The pledge was obviously triggered by the recent US unilateral actions on security, trade and the environment; therefore, in the joint communiqué the Iran nuclear deal, the WTO and the Paris Agreement have understandably been reaffirmed; less understandable, from the point of view of both the UN and multilateralism, is the absolute lack of any reference to what is arguably their main joint achievement: the UN human rights system, and especially the 1996 Covenants, one of which at least, focusing on the protection of civil and political rights, including non-discrimination, has also clearly been challenged by some of the actions by the current US administration directly targeting Africa, namely the nation-based US-travel ban. Such an omission can maybe be explained from the point of view of the EU, where anything related to people moving across borders has apparently become a highly contentious issue; but much less from the point of view of the African Union.
Africa is affected by the travel-ban much more directly and immediately than by the withdrawal of the US from the Paris Agreement or the Iran nuclear deal or even by the new barriers to trade. These barriers have not cancelled the preferential treatment regime African countries have generally been enjoying within the WTO, not to mention that African steel exports to the US are unlikely to be affected, since they are hardly noticeable anyway. As for the Iran deal, nuclear peace is surely relevant to all countries, but no African one belongs to the 5+1 group. And the withdrawal of Washington from the Paris Agreement leaves Europe, not Africa, faced with the dilemma between industrial competition and carbon-reduction goals. In conclusion, if a serious reflection on and commitment to multilateralism is to become part of the AU-EU meetings, then it should also reflect its long-term goals besides the agenda of the day, however relevant.

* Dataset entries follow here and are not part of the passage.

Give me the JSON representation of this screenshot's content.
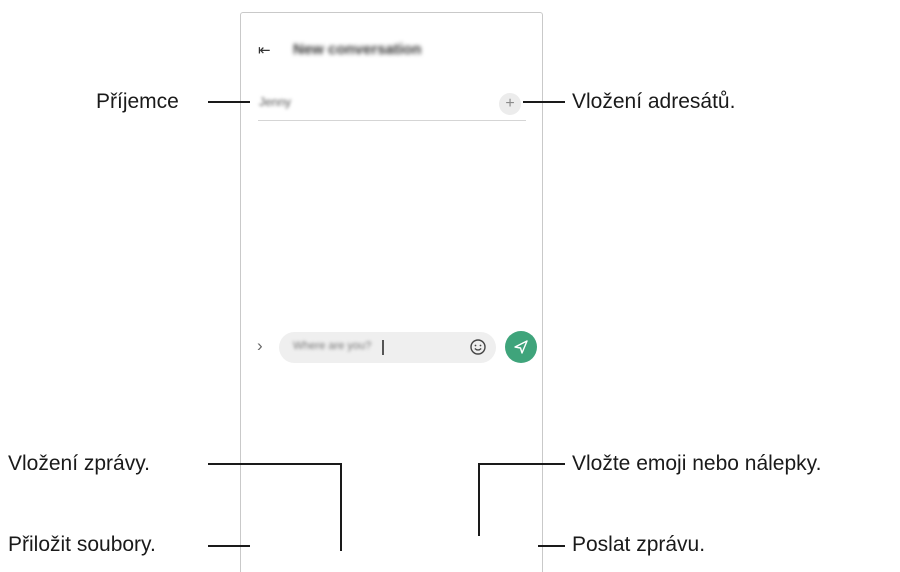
{
  "screen": {
    "title": "New conversation",
    "recipient": "Jenny",
    "message_text": "Where are you?"
  },
  "callouts": {
    "recipient": "Příjemce",
    "add_recipients": "Vložení adresátů.",
    "enter_message": "Vložení zprávy.",
    "emoji": "Vložte emoji nebo nálepky.",
    "attach": "Přiložit soubory.",
    "send": "Poslat zprávu."
  },
  "colors": {
    "send_button": "#3fa47b",
    "frame": "#c9c9c9"
  }
}
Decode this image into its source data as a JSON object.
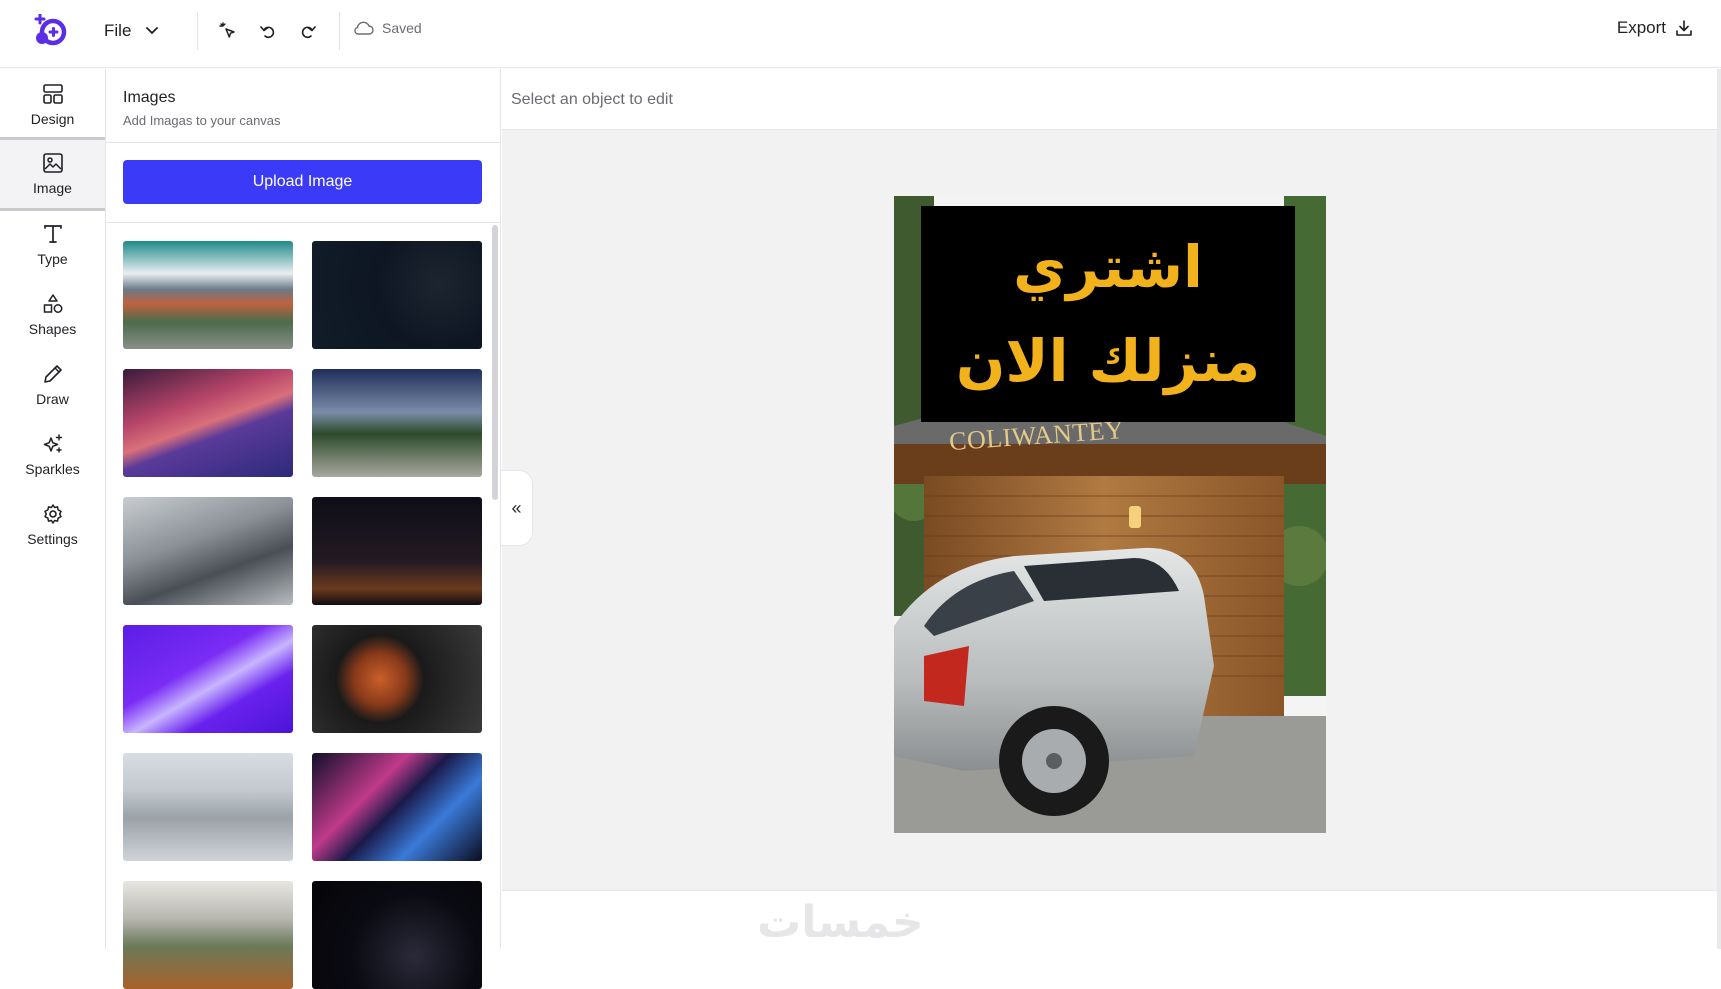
{
  "header": {
    "file_label": "File",
    "saved_label": "Saved",
    "export_label": "Export"
  },
  "nav": {
    "items": [
      {
        "label": "Design",
        "icon": "layout-icon"
      },
      {
        "label": "Image",
        "icon": "image-icon",
        "active": true
      },
      {
        "label": "Type",
        "icon": "type-icon"
      },
      {
        "label": "Shapes",
        "icon": "shapes-icon"
      },
      {
        "label": "Draw",
        "icon": "pencil-icon"
      },
      {
        "label": "Sparkles",
        "icon": "sparkles-icon"
      },
      {
        "label": "Settings",
        "icon": "gear-icon"
      }
    ]
  },
  "panel": {
    "title": "Images",
    "subtitle": "Add Imagas to your canvas",
    "upload_label": "Upload Image",
    "collapse_glyph": "«"
  },
  "workspace": {
    "hint": "Select an object to edit",
    "watermark": "خمسات"
  },
  "canvas": {
    "headline_line1": "اشتري",
    "headline_line2": "منزلك الان",
    "sign_text": "COLIWANTEY"
  },
  "colors": {
    "accent": "#3b3bf7",
    "logo": "#5b2ee6",
    "headline_text": "#f2b21c",
    "headline_bg": "#000000"
  }
}
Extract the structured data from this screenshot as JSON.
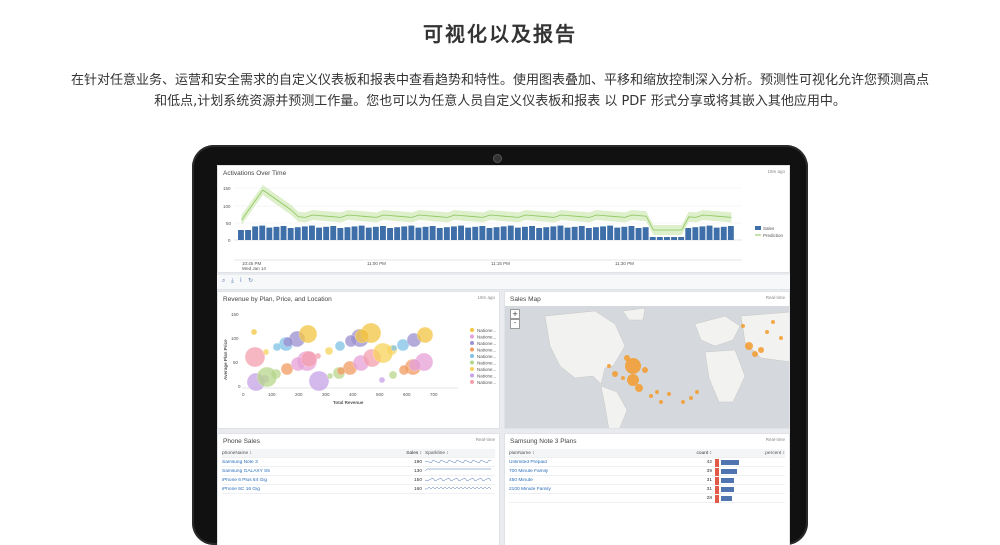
{
  "heading": "可视化以及报告",
  "description": "在针对任意业务、运营和安全需求的自定义仪表板和报表中查看趋势和特性。使用图表叠加、平移和缩放控制深入分析。预测性可视化允许您预测高点和低点,计划系统资源并预测工作量。您也可以为任意人员自定义仪表板和报表 以 PDF 形式分享或将其嵌入其他应用中。",
  "colors": {
    "sales": "#3f6fa8",
    "prediction": "#9ccf6e",
    "map_dot": "#f39c2d",
    "bar_accent": "#e05a47"
  },
  "activations": {
    "title": "Activations Over Time",
    "stamp": "19m ago",
    "legend": [
      "Sales",
      "Prediction"
    ],
    "x_labels": [
      "10:45 PM",
      "Wed Jan 14",
      "2015",
      "11:00 PM",
      "11:15 PM",
      "11:30 PM"
    ]
  },
  "toolbar_icons": [
    "zoom-icon",
    "download-icon",
    "info-icon",
    "refresh-icon"
  ],
  "bubble": {
    "title": "Revenue by Plan, Price, and Location",
    "stamp": "19m ago",
    "ylabel": "Average Plan Price",
    "xlabel": "Total Revenue",
    "legend": [
      "Natione...",
      "Natione...",
      "Natione...",
      "Natione...",
      "Natione...",
      "Natione...",
      "Natione...",
      "Natione...",
      "Natione..."
    ]
  },
  "sales_map": {
    "title": "Sales Map",
    "stamp": "Real-time",
    "zoom_in": "+",
    "zoom_out": "-"
  },
  "phone_sales": {
    "title": "Phone Sales",
    "stamp": "Real-time",
    "headers": [
      "phoneName ↕",
      "Sales ↕",
      "Sparkline ↕"
    ],
    "rows": [
      {
        "name": "Samsung Note 3",
        "sales": "190"
      },
      {
        "name": "Samsung GALAXY S5",
        "sales": "130"
      },
      {
        "name": "iPhone 6 Plus 64 Gig",
        "sales": "150"
      },
      {
        "name": "iPhone 5C 16 Gig",
        "sales": "160"
      }
    ]
  },
  "note3_plans": {
    "title": "Samsung Note 3 Plans",
    "stamp": "Real-time",
    "headers": [
      "planName ↕",
      "count ↕",
      "percent ↕"
    ],
    "rows": [
      {
        "name": "Unlimited Prepaid",
        "count": "42",
        "percent": 0.22
      },
      {
        "name": "700 Minute Family",
        "count": "39",
        "percent": 0.2
      },
      {
        "name": "450 Minute",
        "count": "31",
        "percent": 0.16
      },
      {
        "name": "2100 Minute Family",
        "count": "31",
        "percent": 0.16
      },
      {
        "name": "",
        "count": "28",
        "percent": 0.14
      }
    ]
  }
}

With regard to the three-pillar based discussion on which the longest part of the ministerial meeting was centred, namely the economy, politics and migration, references to human rights can all be found in the middle one. Some may dismiss them as very generic or abstract and complain that for the other two pillars, migration and the economy, references to human rights are only implicit, at best. But, after all, foreign ministers’ meetings are different from human rights workshops; unless a specific issue needs to be handled it is sound for top diplomatic officials to focus only on the essentials. Which is why, however, the lack of any reference to individual remedies (IRs): on the African level, this means the African Court on Human and People’s Rights (AfCHPR) and, crucially, the Commission (ACHPR), is more deplorable.

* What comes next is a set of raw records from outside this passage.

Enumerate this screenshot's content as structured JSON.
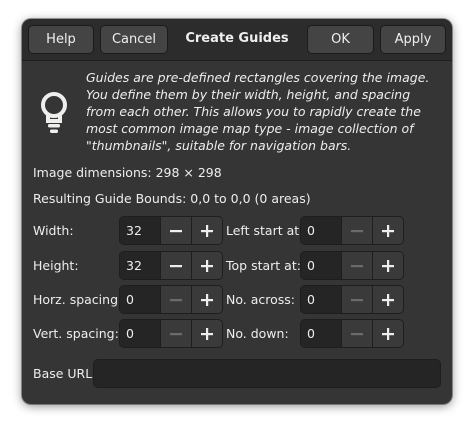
{
  "header": {
    "help_label": "Help",
    "cancel_label": "Cancel",
    "title": "Create Guides",
    "ok_label": "OK",
    "apply_label": "Apply"
  },
  "info": {
    "icon": "lightbulb-icon",
    "text": "Guides are pre-defined rectangles covering the image. You define them by their width, height, and spacing from each other. This allows you to rapidly create the most common image map type - image collection of \"thumbnails\", suitable for navigation bars."
  },
  "image_dimensions": "Image dimensions: 298 × 298",
  "guide_bounds": "Resulting Guide Bounds: 0,0 to 0,0 (0 areas)",
  "fields": {
    "width": {
      "label": "Width:",
      "value": "32"
    },
    "height": {
      "label": "Height:",
      "value": "32"
    },
    "horz_spacing": {
      "label": "Horz. spacing:",
      "value": "0"
    },
    "vert_spacing": {
      "label": "Vert. spacing:",
      "value": "0"
    },
    "left_start": {
      "label": "Left start at:",
      "value": "0"
    },
    "top_start": {
      "label": "Top start at:",
      "value": "0"
    },
    "no_across": {
      "label": "No. across:",
      "value": "0"
    },
    "no_down": {
      "label": "No. down:",
      "value": "0"
    }
  },
  "base_url": {
    "label": "Base URL:",
    "value": ""
  },
  "colors": {
    "dialog_bg": "#353535",
    "header_bg": "#2c2c2c",
    "entry_bg": "#252525",
    "text": "#eeeeec",
    "disabled_icon": "#6b6b6b"
  }
}
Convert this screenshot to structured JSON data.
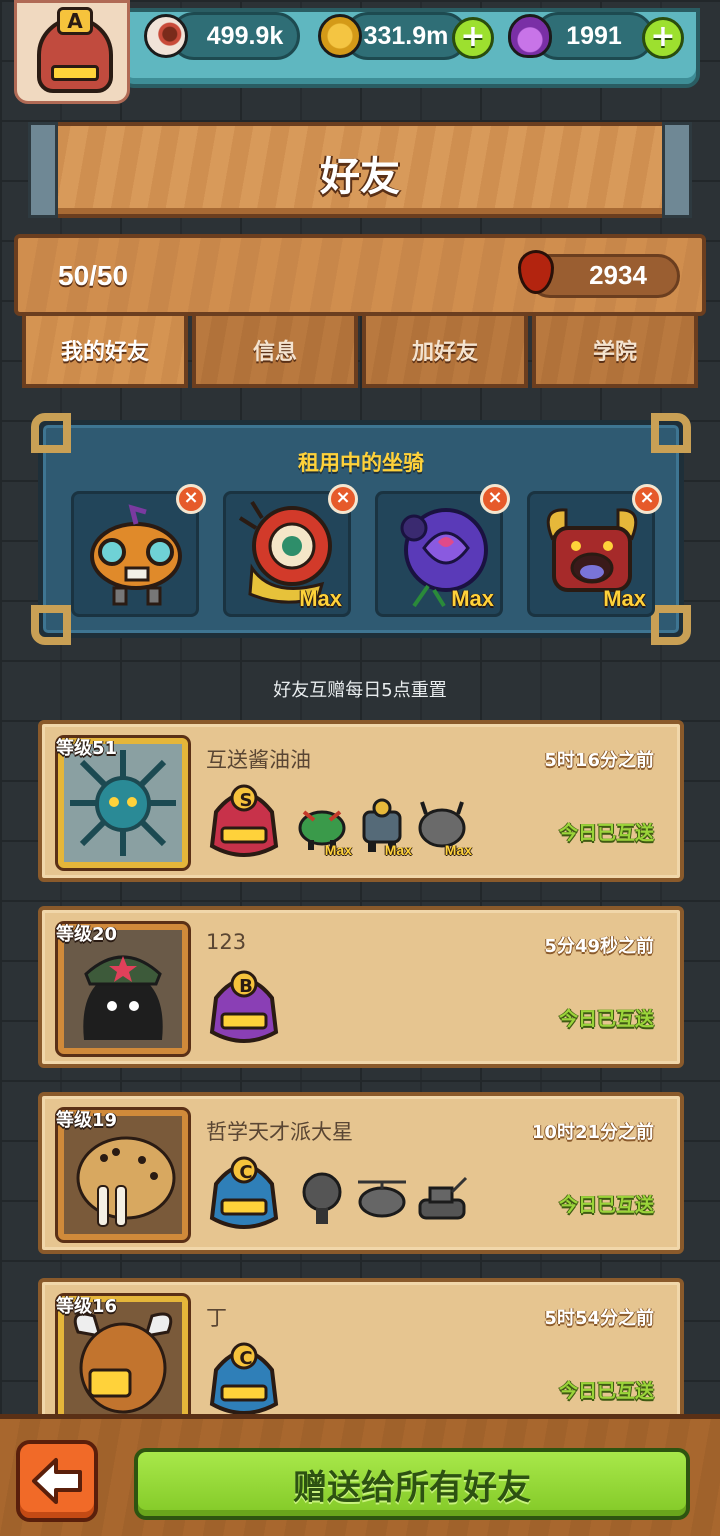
{
  "resources": {
    "eyes": "499.9k",
    "coins": "331.9m",
    "potions": "1991"
  },
  "player": {
    "grade": "A"
  },
  "title": "好友",
  "friend_count": "50/50",
  "blood_points": "2934",
  "tabs": [
    "我的好友",
    "信息",
    "加好友",
    "学院"
  ],
  "active_tab": 0,
  "rented_mounts": {
    "title": "租用中的坐骑",
    "slots": [
      {
        "name": "pumpkin-robot",
        "max": ""
      },
      {
        "name": "lion-dance",
        "max": "Max"
      },
      {
        "name": "purple-rose",
        "max": "Max"
      },
      {
        "name": "horned-demon",
        "max": "Max"
      }
    ]
  },
  "reset_note": "好友互赠每日5点重置",
  "friends": [
    {
      "level": "等级51",
      "name": "互送酱油油",
      "time": "5时16分之前",
      "status": "今日已互送",
      "grade": "S",
      "grade_color": "#c8324a",
      "avatar": "sea-urchin",
      "mounts": [
        {
          "name": "green-dragon",
          "max": "Max"
        },
        {
          "name": "armored-knight",
          "max": "Max"
        },
        {
          "name": "grey-beast",
          "max": "Max"
        }
      ]
    },
    {
      "level": "等级20",
      "name": "123",
      "time": "5分49秒之前",
      "status": "今日已互送",
      "grade": "B",
      "grade_color": "#8a3fb5",
      "avatar": "soldier-blob",
      "mounts": []
    },
    {
      "level": "等级19",
      "name": "哲学天才派大星",
      "time": "10时21分之前",
      "status": "今日已互送",
      "grade": "C",
      "grade_color": "#2f7fb8",
      "avatar": "leopard-walrus",
      "mounts": [
        {
          "name": "grey-tree",
          "max": ""
        },
        {
          "name": "grey-helicopter",
          "max": ""
        },
        {
          "name": "grey-tank",
          "max": ""
        }
      ]
    },
    {
      "level": "等级16",
      "name": "丁",
      "time": "5时54分之前",
      "status": "今日已互送",
      "grade": "C",
      "grade_color": "#2f7fb8",
      "avatar": "yak",
      "mounts": []
    }
  ],
  "gift_all_label": "赠送给所有好友",
  "colors": {
    "accent_green": "#9bd43a",
    "wood": "#d89a5a",
    "panel_blue": "#2f5a72",
    "gold_text": "#ffd23a"
  }
}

Reference to the ACHPR, and particularly to its independence, can be of vital support in what for many represents its main challenge, that is resisting control by other AU organs, of which an emblematic example is the January 2018 AU Executive Council Resolution 995-XXXII reiterating the “request” to the ACHPR to remove CAL, a same-sex advocacy group, from its own list of observer NGOs. Something to which the ACHPR eventually bowed last August.

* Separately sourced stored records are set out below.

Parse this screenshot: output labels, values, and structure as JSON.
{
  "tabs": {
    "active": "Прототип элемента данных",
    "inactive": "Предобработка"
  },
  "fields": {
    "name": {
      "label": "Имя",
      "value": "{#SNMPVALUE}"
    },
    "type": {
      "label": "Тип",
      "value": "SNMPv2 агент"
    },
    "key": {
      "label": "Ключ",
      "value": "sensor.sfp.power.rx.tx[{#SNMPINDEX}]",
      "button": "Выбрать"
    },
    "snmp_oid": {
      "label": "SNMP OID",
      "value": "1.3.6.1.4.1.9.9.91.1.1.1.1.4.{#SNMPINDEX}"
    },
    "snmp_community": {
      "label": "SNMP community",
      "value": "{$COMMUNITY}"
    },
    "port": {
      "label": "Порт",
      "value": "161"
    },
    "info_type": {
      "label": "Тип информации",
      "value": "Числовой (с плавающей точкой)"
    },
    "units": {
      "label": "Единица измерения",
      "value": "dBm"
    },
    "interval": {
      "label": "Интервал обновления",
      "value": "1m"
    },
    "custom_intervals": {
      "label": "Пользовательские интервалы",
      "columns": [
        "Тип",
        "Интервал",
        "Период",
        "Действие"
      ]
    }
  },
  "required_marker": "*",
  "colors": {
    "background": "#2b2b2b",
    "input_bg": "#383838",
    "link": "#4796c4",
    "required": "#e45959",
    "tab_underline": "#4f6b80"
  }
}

Hopes were high of a mention of the independence of the Commission because, last December, its critical relevance had been acknowledged at the AU-EU Dialogue on Human Rights.
But the lack of reference to the AHCPR is noticeable from another point of view, namely the relevance and high technical value of its Reports, especially in the field of basic needs like food or even environmental law, in those areas in which the European system, that is the Strasbourg Court, has had to build its own jurisprudence on rules protecting other values, such as life or property.
AHCPR Reports such as the one on the Ogoni people, for example, and the damage to their environment by oil companies are currently quoted among experts in Europe and constitute a distinguished contribution by Africa to the development of international human rights law. A reference to this contribution would have also been appreciated in the kind of joint communiqué where human rights rarely offer the chance for congratulatory remarks.